The talk by the prime minister of Burma about judicial corruption and malpractice on February 5 was not intelligent talk. In his speech to judges and state law officers, General Soe Win, while rightly pointing out that judicial affairs have a big effect on society, stated that judicial failures and corruption in his country are “not because of the system, codes of conduct and procedures but because of personal weakness”, while others may be caused by a lack of skill or professionalism.
A group of lawyers, retired judges and human rights defenders from around Asia who gathered in Hong Kong during 2006 did not have time for such talk. By contrast, what they concluded was that the primary cause of judicial corruption was the non-separation of powers between the judiciary and executive. They identified secondary causes as including the lack of clear and effective procedures on appointment and remuneration of judges and for making of complaints against officials, and the lack of specialised investigators, equipment and laws.
What are the real causes of judicial corruption and malpractice in Burma? For all intents and purposes, the courts there are under complete control of the executive, as is everything else. The primary cause for judicial corruption and wrongdoing is the control of the courts by government ministries, which are in turn controlled by the military. As to the secondary causes, the executive also controls appointment of judges, pays them very badly, and runs one of the most primitive investigating systems in Asia.

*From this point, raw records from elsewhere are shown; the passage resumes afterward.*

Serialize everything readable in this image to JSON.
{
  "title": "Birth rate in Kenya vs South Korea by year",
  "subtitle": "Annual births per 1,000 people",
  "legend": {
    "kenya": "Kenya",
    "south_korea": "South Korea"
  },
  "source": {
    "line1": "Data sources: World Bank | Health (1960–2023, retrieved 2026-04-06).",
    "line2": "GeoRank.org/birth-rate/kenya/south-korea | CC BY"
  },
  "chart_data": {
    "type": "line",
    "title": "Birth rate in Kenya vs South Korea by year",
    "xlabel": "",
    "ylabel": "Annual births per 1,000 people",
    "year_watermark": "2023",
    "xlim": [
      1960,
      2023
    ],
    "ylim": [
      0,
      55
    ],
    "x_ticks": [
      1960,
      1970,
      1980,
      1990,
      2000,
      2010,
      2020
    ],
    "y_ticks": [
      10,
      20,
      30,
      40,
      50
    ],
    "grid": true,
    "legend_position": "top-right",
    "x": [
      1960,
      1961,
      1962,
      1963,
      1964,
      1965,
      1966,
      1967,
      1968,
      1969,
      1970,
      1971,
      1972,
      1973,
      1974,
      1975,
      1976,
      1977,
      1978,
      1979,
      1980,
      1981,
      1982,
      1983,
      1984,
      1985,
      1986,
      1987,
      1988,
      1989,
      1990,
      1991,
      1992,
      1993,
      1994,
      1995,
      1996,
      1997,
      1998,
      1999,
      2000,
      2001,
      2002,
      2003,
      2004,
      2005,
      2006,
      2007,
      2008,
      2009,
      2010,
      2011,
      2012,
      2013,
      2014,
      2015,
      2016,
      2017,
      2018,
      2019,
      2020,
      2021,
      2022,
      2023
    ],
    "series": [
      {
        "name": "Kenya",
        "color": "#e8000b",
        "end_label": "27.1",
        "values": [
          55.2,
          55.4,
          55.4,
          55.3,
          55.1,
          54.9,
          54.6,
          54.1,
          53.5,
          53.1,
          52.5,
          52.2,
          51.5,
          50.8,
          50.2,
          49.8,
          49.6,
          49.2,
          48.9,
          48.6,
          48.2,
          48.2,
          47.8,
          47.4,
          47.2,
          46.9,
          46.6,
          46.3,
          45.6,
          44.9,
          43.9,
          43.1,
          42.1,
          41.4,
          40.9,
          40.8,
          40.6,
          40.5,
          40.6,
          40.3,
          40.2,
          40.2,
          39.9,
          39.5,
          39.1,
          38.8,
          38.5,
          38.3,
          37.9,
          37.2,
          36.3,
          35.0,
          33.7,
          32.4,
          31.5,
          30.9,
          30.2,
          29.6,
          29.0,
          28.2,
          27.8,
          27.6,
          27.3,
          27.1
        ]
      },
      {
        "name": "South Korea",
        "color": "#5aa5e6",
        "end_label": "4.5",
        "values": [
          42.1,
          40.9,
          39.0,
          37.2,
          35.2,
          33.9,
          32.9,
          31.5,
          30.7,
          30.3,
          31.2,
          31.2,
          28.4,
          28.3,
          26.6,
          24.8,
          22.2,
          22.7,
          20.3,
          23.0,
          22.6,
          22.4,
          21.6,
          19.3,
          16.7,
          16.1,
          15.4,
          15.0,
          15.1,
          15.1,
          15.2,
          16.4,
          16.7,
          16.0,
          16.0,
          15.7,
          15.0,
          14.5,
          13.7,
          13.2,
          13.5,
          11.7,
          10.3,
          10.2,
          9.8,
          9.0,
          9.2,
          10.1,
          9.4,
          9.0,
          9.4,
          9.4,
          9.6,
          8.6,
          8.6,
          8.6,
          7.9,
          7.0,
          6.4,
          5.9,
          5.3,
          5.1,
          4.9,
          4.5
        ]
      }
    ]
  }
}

The day after the prime minister’s speech, state-run newspapers carried announcements that people are entitled to make complaints against state officers whom they believe have committed wrongs. As in earlier similar announcements, complainants are invited to complain to the source of their grievance: complaints against officials of the Supreme Court may contact the court; those against officials in the attorney general’s office may contact the office, and so on.

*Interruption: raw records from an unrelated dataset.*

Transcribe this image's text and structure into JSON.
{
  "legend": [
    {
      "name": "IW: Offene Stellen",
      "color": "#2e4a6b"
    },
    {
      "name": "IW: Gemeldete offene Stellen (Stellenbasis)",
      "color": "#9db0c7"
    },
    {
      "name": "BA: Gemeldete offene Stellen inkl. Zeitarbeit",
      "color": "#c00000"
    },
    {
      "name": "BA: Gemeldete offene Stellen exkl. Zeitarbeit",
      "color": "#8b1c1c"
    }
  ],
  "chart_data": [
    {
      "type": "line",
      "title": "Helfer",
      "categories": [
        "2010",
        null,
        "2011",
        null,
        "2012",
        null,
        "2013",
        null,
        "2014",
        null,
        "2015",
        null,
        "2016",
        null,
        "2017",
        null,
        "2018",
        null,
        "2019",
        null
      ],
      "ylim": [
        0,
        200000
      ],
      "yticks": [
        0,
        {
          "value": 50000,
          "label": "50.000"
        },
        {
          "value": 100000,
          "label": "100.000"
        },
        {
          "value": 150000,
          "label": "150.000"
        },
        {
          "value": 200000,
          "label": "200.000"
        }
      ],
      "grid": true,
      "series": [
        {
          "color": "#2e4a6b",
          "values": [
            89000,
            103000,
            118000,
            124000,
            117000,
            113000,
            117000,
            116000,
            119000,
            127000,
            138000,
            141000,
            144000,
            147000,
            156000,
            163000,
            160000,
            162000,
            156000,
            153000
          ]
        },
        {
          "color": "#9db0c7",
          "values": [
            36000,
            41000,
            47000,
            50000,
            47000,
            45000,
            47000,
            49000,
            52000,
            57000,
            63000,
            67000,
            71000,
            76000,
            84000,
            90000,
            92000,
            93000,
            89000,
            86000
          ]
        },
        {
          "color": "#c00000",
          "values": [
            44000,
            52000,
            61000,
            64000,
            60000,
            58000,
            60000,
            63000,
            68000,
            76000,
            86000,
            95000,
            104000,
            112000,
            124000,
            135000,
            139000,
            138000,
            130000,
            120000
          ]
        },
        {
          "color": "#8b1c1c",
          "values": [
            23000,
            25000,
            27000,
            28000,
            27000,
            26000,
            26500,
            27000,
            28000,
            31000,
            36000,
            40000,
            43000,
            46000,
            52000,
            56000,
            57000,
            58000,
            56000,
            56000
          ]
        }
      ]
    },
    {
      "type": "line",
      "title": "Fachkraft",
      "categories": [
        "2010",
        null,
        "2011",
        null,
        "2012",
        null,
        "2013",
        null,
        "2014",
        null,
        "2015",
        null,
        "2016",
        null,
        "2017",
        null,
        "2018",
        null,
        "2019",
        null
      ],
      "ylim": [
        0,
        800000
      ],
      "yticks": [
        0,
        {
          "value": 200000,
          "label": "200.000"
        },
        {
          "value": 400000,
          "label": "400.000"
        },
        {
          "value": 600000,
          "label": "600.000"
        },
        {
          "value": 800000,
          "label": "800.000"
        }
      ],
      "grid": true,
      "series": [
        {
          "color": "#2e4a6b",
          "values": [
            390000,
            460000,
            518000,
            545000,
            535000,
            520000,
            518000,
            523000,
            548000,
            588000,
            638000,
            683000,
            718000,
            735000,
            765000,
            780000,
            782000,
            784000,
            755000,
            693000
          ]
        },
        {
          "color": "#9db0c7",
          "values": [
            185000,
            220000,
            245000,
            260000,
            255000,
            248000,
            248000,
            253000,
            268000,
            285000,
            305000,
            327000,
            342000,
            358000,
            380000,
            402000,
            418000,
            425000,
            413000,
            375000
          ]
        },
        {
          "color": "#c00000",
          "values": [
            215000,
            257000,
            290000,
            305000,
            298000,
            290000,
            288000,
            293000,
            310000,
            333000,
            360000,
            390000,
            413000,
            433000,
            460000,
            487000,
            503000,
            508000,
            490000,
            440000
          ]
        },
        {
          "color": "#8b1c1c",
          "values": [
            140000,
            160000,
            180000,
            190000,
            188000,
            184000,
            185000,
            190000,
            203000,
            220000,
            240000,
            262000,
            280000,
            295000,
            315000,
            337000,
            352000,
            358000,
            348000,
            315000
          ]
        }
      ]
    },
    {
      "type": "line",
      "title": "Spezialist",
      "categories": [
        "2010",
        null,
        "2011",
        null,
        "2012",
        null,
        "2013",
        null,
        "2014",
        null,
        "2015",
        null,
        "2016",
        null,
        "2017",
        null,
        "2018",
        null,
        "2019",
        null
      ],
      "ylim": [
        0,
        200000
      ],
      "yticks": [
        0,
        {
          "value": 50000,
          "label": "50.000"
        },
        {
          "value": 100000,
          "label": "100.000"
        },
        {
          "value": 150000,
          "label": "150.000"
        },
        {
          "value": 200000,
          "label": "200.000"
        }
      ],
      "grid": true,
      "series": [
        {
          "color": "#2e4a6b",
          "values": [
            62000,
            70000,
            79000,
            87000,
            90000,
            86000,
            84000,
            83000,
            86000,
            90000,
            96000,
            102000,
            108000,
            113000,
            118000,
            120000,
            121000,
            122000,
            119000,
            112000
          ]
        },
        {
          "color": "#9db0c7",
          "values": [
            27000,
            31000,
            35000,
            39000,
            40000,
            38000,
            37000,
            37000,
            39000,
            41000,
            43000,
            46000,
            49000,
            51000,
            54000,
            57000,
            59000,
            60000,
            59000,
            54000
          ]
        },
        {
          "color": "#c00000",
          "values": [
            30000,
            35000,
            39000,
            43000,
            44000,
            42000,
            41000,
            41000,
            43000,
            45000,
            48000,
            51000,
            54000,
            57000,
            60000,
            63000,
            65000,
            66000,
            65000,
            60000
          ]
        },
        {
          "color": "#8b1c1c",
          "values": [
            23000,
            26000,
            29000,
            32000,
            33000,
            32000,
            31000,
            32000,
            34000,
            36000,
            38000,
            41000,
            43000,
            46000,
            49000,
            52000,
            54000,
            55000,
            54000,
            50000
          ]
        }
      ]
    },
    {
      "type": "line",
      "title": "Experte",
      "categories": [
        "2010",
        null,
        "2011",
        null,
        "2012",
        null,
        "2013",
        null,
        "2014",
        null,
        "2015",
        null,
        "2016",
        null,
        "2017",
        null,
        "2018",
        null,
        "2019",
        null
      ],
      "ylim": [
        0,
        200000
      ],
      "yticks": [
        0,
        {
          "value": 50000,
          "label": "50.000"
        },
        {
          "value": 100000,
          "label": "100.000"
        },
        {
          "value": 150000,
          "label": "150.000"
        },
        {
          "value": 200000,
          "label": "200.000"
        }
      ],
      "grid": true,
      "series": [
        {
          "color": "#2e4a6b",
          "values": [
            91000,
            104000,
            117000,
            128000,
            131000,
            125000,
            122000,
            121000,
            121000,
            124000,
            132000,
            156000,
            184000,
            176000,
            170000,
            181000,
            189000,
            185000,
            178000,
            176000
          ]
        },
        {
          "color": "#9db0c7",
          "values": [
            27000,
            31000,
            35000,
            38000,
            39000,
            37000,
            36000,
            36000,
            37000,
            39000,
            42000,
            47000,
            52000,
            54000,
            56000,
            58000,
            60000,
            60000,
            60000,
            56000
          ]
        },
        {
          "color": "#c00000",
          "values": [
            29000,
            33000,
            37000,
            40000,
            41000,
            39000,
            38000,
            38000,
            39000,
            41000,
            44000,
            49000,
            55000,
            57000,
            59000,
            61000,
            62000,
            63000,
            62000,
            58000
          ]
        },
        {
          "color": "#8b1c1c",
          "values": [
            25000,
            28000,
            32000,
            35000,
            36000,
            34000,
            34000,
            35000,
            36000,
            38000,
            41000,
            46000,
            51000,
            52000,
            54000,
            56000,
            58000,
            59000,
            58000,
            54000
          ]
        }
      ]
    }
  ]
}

What happens to complainants in Burma? Suppose a person answer one of these announcements with a grievance. U Tin Nyein complained about government officials who knocked down a dyke and destroyed his crops; he got two years’ jail, and only succeeded in getting out this January, after winning his appeal in the Supreme Court. U Aye Min and U Win Nyunt are in jail for complaining about corruption by officials in the same township, even though their complaint was originally accepted by the township authorities, only to be overruled by higher-ups. They lost all their appeals. Daw Khin Win has been in jail since last November for complaining about theft of land and cattle by local government officers in her area: her appeal is still pending.

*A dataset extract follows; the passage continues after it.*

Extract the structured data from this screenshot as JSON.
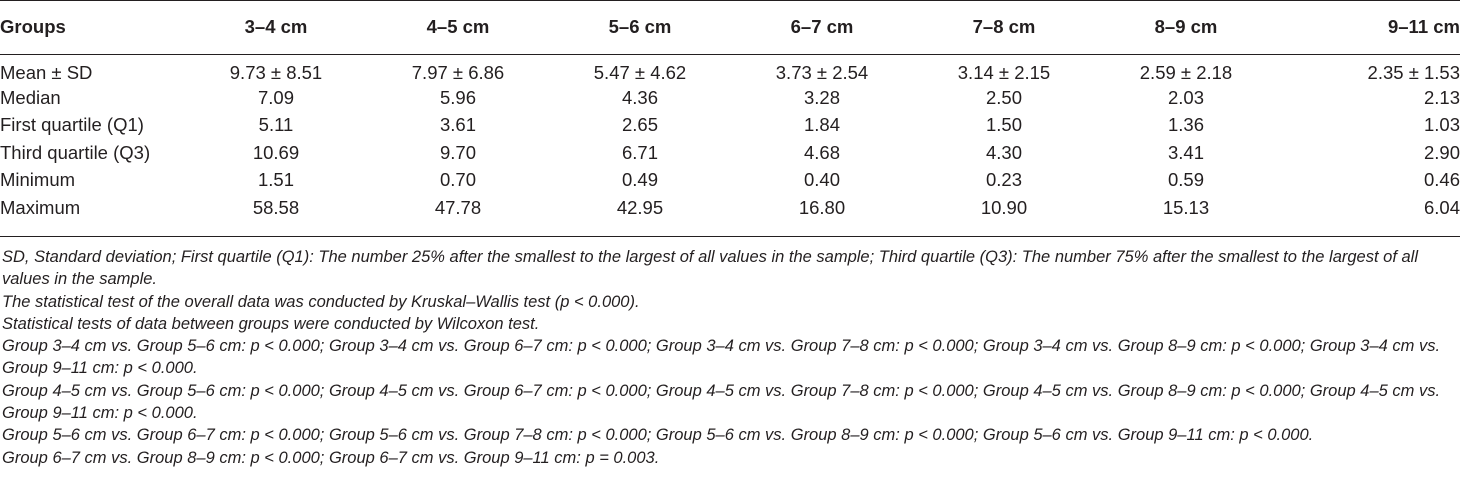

The reason that this supposed system for making complaints is actually no system for making complaints is the same as virtually everywhere in Asia: it is not independent. A person unhappy about a prosecutor taking bribes must complain to the prosecutor’s own office. A person unhappy about a judge must complain to his place of employment. This is no solution: rather, and in Burma especially, it just opens the complainant to persecution by those whom he had sought to hold to account.
By contrast, the most vivid example of an effective counter-corruption campaign in Asia can be found in Hong Kong. There, the Independent Commission Against Corruption was established in 1974 after intense public outcry over massive abuses by government officers, especially among the police. The Hong Kong government did not put it down to “personal weakness”. Rather, it began from the understanding that the deep systemic problems resulting in gross misuse of power and malfeasance required a complete separation of the receiving, documenting, investigating and prosecuting complaints from the rest of the state apparatus. The governor at the time acknowledged that,
“I think the situation calls for an organization, led by men of high rank and status, which can devote its whole time to the eradication of this evil; a further and conclusive argument is that public confidence is very much involved. Clearly the public would have more confidence in a unit that is entirely independent, and separate from any department of the Government, including the Police.”
This is a more useful starting point for talk on corruption and malpractice than that it is “not because of the system… but because of personal weakness”. And while we shouldn’t expect any better from the generals hanging on to power in Burma, we can expect it from the people of Burma, and others outside of the country concerned about prospects for human rights and the rule of law there.
The Asian Human Rights Commission therefore calls upon judges, lawyers, prosecutors, government officers, human rights defenders, complainants, prospective complainants and other interested persons inside Burma and abroad to use the speech by General Soe Win as an opportunity: talk more intelligently than the prime minister. Talk about what can really be done to rid the country’s courts, police stations and government offices of the overwhelming corruption and malpractice afflicting them today.